The Randolph-Sheppard Act of 1936 provided the opportunity for persons who were blind to be licensed to operate vending stands in federal buildings.
The Vocational Rehabilitation Amendments of 1943 expanded services to include physical restoration and also required states to submit a written state plan to the federal government. In addition, provisions were expanded to include service to persons with mental retardation and mental illness.
The Vocational Rehabilitation Act Amendments of 1954 made major changes to financing provisions. Funding to state VR agencies was determined by a formula that considered state population and per capita income. Extension and improvement project grants were added as were research and demonstration grants. Provision was also made for training grants for VR agency staff.
The Vocational Rehabilitation Act Amendments of 1965 expanded services to reach a broader population; as examples, persons with a substance abuse history and those with socially handicapping conditions. Economic need was eliminated.

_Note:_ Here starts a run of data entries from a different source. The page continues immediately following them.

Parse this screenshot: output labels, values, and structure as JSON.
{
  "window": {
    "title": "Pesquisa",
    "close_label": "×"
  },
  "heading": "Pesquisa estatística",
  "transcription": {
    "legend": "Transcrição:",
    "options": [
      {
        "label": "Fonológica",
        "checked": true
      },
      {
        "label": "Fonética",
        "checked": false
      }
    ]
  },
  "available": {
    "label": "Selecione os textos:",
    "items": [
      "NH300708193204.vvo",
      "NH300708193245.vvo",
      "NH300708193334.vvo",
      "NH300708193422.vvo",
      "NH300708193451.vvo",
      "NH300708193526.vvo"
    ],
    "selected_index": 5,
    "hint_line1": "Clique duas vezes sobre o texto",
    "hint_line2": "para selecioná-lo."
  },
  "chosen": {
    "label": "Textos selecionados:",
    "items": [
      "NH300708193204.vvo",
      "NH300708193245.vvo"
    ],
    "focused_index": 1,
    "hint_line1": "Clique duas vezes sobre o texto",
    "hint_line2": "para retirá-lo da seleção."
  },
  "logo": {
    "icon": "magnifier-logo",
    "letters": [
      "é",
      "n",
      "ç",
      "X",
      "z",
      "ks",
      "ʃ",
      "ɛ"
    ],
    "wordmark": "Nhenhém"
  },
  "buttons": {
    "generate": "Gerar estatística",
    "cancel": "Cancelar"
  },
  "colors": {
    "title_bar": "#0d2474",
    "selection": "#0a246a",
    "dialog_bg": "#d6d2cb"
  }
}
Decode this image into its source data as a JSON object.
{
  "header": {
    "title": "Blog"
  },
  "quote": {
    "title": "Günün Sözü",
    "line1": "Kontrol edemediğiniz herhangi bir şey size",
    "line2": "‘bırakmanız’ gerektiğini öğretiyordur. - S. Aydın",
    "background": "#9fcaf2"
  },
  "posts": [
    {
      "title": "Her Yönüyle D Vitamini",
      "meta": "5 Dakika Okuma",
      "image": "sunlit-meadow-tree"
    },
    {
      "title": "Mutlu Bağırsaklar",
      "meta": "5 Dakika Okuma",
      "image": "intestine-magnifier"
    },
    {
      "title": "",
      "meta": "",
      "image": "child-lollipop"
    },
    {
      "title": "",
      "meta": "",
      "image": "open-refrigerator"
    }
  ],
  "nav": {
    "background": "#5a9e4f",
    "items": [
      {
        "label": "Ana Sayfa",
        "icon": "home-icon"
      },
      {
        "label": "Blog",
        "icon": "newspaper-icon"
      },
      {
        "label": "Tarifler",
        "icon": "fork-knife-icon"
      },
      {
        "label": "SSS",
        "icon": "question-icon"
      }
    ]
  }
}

The Rehabilitation Act of 1973 changed the name of the legislation from the Vocational Rehabilitation Act to the Rehabilitation Act. A priority to serve persons with severe disabilities was mandated. Affirmative action programs were established in Title V, Sections 501, 502, 503, and 504. The establishment of the Individual Written Rehabilitation Program (IWRP) was a major step to ensure the enhanced involvement of the consumer in developing a rehabilitation plan of action.
The Rehabilitation Act Amendments of 1978 responded to consumer concerns for added involvement by the establishment of independent living centers. A focus on peer counseling and guidance emerged.
The Rehabilitation Act Amendments of 1986 enhanced support for rehabilitation engineering, with clear definitions for rehabilitation engineering services. In addition, support for special projects and demonstrations in supported employment were established.
The 1992 Amendments to the Rehabilitation Act clearly outlined the intent of Congress to ensure consumer choice in career opportunities, with competitive employment the desired outcome.